If you're comfortable with it, I certainly wouldn't mind you unprivating them! I actually have a similar 'problem' in general where I have a habit of "organising" things into extremely narrow or overly specific categories lol. For example in my Gmail, I created labels for different emails and have... way too many, some of which include but are not limited to "past purchases", "writing prompts", "reminders i emailed myself", "people i don't talk to anymore", and "discussions with online sellers" lol. I can get pretty out there!
That said, the link you did share should be really helpful! I appreciate you extending the offer and being down to help out! Keep on going with your hobby if it still is fun for you - I think it's super cool!

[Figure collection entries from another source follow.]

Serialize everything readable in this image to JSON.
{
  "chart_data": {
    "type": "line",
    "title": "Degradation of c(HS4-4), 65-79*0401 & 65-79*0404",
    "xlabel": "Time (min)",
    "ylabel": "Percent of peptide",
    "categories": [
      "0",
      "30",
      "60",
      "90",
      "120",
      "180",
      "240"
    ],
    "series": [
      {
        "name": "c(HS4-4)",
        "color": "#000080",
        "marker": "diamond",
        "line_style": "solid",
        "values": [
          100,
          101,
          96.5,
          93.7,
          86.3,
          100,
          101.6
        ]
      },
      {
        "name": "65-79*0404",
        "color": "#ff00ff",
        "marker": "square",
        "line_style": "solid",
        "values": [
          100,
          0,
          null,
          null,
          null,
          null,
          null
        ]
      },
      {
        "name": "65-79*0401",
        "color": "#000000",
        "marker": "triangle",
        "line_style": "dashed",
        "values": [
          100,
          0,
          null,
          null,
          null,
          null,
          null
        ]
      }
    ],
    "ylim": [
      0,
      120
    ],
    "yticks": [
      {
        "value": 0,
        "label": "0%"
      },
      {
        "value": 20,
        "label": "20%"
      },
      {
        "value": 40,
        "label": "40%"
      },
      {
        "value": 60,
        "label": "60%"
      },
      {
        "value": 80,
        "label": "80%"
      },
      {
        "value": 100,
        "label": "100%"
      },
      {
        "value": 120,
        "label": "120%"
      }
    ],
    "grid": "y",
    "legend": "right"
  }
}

Thank you for this game! I found it overall satisfying and as a non-gender-conforming queer person I loved the queer touch. Here is some feedback from my group's recent game of Sleepaway (played over six sessions, three hours per session). I hope this is taken in a constructive way, because I truly enjoyed the game and I think it is an incredibly strong concept that could become a huge hit.
Suggestions:
- Having a GM would have made pacing better (lots of lulls in gameplay)--although on the flipside, having no GM made it more possible for individual players to declare what was in the game world. Overall, some help with pacing would be welcome.
- The randomly-chosen Lindworm channeler could have more responsibility to settle details and push things along
- Moves should be less vague; item card creation and movement between scenes should be better-defined and connected to moves
- scene elements and strangeness elements should be one deck, not two separate ones; there should be clearer rules for how you pick one of those cards (rather than "whenever you feel like it"). Overall there were too many modular moving parts for new players to keep track of: scene elements, strangeness elements, character moves, Lindworm cards, corkboard, map, item cards, character cards, rituals, three-act structure...

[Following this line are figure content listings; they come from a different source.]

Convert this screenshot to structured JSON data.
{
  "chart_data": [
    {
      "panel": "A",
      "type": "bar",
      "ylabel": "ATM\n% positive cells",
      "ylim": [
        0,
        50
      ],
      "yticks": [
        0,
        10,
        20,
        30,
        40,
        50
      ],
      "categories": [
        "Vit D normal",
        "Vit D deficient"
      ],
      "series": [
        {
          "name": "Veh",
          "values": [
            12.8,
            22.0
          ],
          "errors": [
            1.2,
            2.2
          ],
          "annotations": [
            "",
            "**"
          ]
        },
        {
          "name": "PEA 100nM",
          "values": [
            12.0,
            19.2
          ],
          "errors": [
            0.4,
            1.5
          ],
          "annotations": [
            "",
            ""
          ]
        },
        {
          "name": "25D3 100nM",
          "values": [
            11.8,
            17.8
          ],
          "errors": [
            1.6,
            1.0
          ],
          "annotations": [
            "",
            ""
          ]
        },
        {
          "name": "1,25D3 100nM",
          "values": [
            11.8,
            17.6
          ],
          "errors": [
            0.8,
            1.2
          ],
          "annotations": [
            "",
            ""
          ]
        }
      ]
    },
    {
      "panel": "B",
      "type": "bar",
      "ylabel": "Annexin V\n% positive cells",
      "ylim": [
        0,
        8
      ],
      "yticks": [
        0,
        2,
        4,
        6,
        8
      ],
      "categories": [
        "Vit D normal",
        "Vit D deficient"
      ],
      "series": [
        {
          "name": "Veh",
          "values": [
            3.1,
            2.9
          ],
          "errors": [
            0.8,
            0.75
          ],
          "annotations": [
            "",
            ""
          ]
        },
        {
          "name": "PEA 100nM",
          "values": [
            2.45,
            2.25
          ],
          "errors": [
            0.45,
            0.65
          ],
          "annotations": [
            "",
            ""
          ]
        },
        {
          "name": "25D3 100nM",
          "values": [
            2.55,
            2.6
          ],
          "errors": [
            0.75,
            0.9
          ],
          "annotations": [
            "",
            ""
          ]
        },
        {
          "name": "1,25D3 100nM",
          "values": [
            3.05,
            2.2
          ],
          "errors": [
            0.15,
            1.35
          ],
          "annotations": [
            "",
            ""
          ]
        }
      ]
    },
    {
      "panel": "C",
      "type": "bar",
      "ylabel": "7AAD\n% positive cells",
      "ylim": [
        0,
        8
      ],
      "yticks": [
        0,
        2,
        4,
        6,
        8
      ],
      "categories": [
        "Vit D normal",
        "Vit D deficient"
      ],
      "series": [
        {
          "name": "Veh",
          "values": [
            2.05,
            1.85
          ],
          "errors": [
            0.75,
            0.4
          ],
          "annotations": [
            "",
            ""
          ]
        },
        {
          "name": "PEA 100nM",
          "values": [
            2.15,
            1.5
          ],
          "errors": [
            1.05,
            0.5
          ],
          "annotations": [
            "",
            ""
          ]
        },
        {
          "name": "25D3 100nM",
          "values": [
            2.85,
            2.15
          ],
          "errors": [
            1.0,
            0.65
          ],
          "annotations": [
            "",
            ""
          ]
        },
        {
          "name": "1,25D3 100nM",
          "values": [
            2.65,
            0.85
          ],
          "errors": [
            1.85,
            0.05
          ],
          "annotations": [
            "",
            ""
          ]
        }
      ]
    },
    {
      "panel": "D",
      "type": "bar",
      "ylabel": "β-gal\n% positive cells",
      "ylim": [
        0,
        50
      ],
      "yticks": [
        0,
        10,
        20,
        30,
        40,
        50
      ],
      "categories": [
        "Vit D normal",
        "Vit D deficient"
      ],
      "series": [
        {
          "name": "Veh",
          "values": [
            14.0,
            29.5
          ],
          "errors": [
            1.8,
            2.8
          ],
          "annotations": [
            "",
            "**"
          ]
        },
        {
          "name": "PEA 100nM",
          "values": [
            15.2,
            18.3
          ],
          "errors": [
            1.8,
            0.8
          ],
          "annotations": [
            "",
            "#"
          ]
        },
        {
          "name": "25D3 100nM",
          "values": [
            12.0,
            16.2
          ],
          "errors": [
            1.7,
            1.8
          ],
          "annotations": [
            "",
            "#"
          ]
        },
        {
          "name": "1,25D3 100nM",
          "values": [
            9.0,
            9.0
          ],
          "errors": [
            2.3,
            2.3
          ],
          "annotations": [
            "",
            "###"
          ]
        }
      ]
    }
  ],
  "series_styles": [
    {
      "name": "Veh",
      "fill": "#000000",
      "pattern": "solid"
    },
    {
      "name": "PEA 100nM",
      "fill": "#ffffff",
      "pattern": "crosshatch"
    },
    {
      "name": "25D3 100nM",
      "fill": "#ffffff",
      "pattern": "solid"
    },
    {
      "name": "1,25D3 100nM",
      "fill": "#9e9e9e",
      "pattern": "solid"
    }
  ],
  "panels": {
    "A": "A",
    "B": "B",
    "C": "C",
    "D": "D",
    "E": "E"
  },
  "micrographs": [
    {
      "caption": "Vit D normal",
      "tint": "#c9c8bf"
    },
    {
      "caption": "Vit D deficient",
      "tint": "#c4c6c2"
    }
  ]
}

- there should be a clearer mechanic for how NPCs respond to the characters, e.g. in dialogue (similar to camper "sparks" or Lindworm cards)
- Character traits (fears, etc.) do not connect with the game mechanics; for example "fear of bugs in ears" never became relevant or seemed like it could become relevant
- one player who does not identify as queer felt like it was voyeuristic for them specifically to role-play as a queer youth, with experiences and hardships that they did not experience personally
- Some mechanics of the game were never described in the rulebook: for example, "motifs." (How are they generated--just from the Murder of Crows move? How do motifs come into play during the "moving along the strings" portion before the Lindworm showdown: are they treated in the same way as items and scenes?)
Strengths:
- Once we got into the groove, free-form role play felt liberating
- the ending mechanic for facing down the Lindworm made things feel cohesive and complete
- strong/normal/weak moves were intuitive
- a large map was easy to use for online play (maybe simplify the rulebook's suggestions about having both a corkboard and a map?)

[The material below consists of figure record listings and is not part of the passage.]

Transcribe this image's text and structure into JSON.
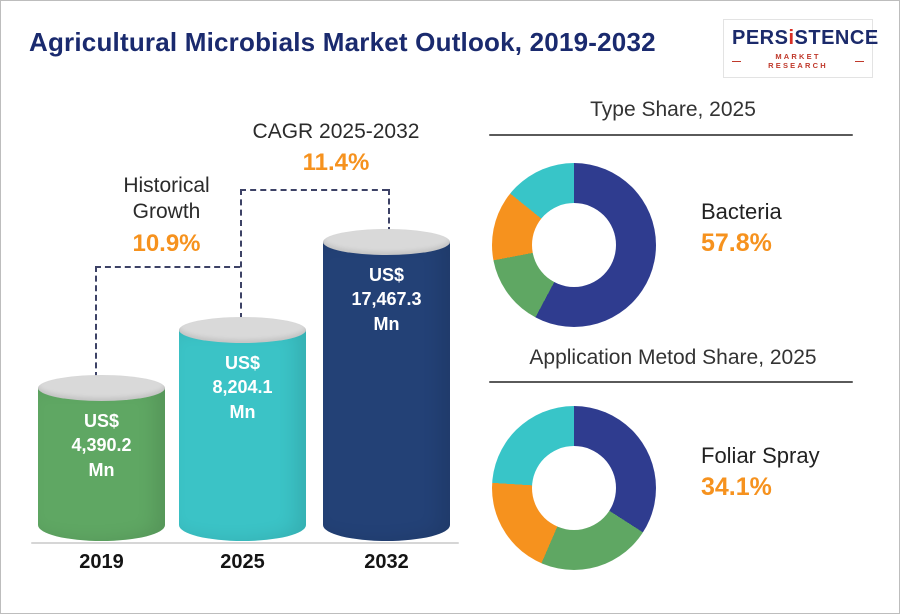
{
  "page": {
    "title": "Agricultural Microbials Market Outlook, 2019-2032",
    "logo": {
      "brand_prefix": "PERS",
      "brand_i": "i",
      "brand_suffix": "STENCE",
      "tagline": "MARKET RESEARCH"
    }
  },
  "bar_chart": {
    "historical": {
      "label": "Historical\nGrowth",
      "value": "10.9%"
    },
    "cagr": {
      "label": "CAGR 2025-2032",
      "value": "11.4%"
    },
    "bars": [
      {
        "year": "2019",
        "label": "US$\n4,390.2\nMn",
        "value": 4390.2,
        "color": "#5fa763",
        "display_height": 166
      },
      {
        "year": "2025",
        "label": "US$\n8,204.1\nMn",
        "value": 8204.1,
        "color": "#3bc3c6",
        "display_height": 224
      },
      {
        "year": "2032",
        "label": "US$\n17,467.3\nMn",
        "value": 17467.3,
        "color": "#234176",
        "display_height": 312
      }
    ]
  },
  "donuts": [
    {
      "title": "Type Share, 2025",
      "callout_label": "Bacteria",
      "callout_value": "57.8%",
      "segments": [
        {
          "label": "Bacteria",
          "percent": 57.8,
          "color": "#2f3c8f"
        },
        {
          "percent": 14.2,
          "color": "#5fa763"
        },
        {
          "percent": 13.8,
          "color": "#f6921e"
        },
        {
          "percent": 14.2,
          "color": "#38c5c8"
        }
      ]
    },
    {
      "title": "Application Metod Share, 2025",
      "callout_label": "Foliar Spray",
      "callout_value": "34.1%",
      "segments": [
        {
          "label": "Foliar Spray",
          "percent": 34.1,
          "color": "#2f3c8f"
        },
        {
          "percent": 22.4,
          "color": "#5fa763"
        },
        {
          "percent": 19.5,
          "color": "#f6921e"
        },
        {
          "percent": 24.0,
          "color": "#38c5c8"
        }
      ]
    }
  ],
  "colors": {
    "accent_orange": "#f6921e",
    "navy": "#1a2a6e"
  },
  "chart_data": [
    {
      "type": "bar",
      "title": "Agricultural Microbials Market Outlook, 2019-2032",
      "categories": [
        "2019",
        "2025",
        "2032"
      ],
      "values": [
        4390.2,
        8204.1,
        17467.3
      ],
      "value_labels": [
        "US$ 4,390.2 Mn",
        "US$ 8,204.1 Mn",
        "US$ 17,467.3 Mn"
      ],
      "ylabel": "US$ Mn",
      "annotations": [
        {
          "label": "Historical Growth",
          "value": "10.9%",
          "between": [
            "2019",
            "2025"
          ]
        },
        {
          "label": "CAGR 2025-2032",
          "value": "11.4%",
          "between": [
            "2025",
            "2032"
          ]
        }
      ],
      "legend_position": "none",
      "grid": false
    },
    {
      "type": "pie",
      "title": "Type Share, 2025",
      "labels": [
        "Bacteria",
        "",
        "",
        ""
      ],
      "values": [
        57.8,
        14.2,
        13.8,
        14.2
      ],
      "colors": [
        "#2f3c8f",
        "#5fa763",
        "#f6921e",
        "#38c5c8"
      ],
      "highlight": {
        "label": "Bacteria",
        "value": "57.8%"
      }
    },
    {
      "type": "pie",
      "title": "Application Metod Share, 2025",
      "labels": [
        "Foliar Spray",
        "",
        "",
        ""
      ],
      "values": [
        34.1,
        22.4,
        19.5,
        24.0
      ],
      "colors": [
        "#2f3c8f",
        "#5fa763",
        "#f6921e",
        "#38c5c8"
      ],
      "highlight": {
        "label": "Foliar Spray",
        "value": "34.1%"
      }
    }
  ]
}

- for me, the queer outsider setting clicked in a way that few other games do
I'm the facilitator of the tabletop group that went ham on AO3, and we just finished up our campaign yesterday. All the writing in the game is so evocative--we wound up using two Strangenesses as well as both Lindworm Elements, and choosing motivations and aesthetic elements for those, especially, wound up setting the tone and helping the less visual players (me) figure out how to describe scenes. Deciding highlights at the start of the game was also SO helpful in helping us figure out what kind of story we wanted to tell. (As it turned out, we told a story about cyclical time and liminal spaces and memory and identity horror.) There were also so many tasty hooks in the playbooks for us to dig into as well (we had a Fresh Blood who was scared of transforming into a wolf and an Athlete who was scared of their family being tortured by wolves, which led to some EXCELLENT sequences). Thank you for writing this gorgeous game, which fully seized all our creative output for like five months!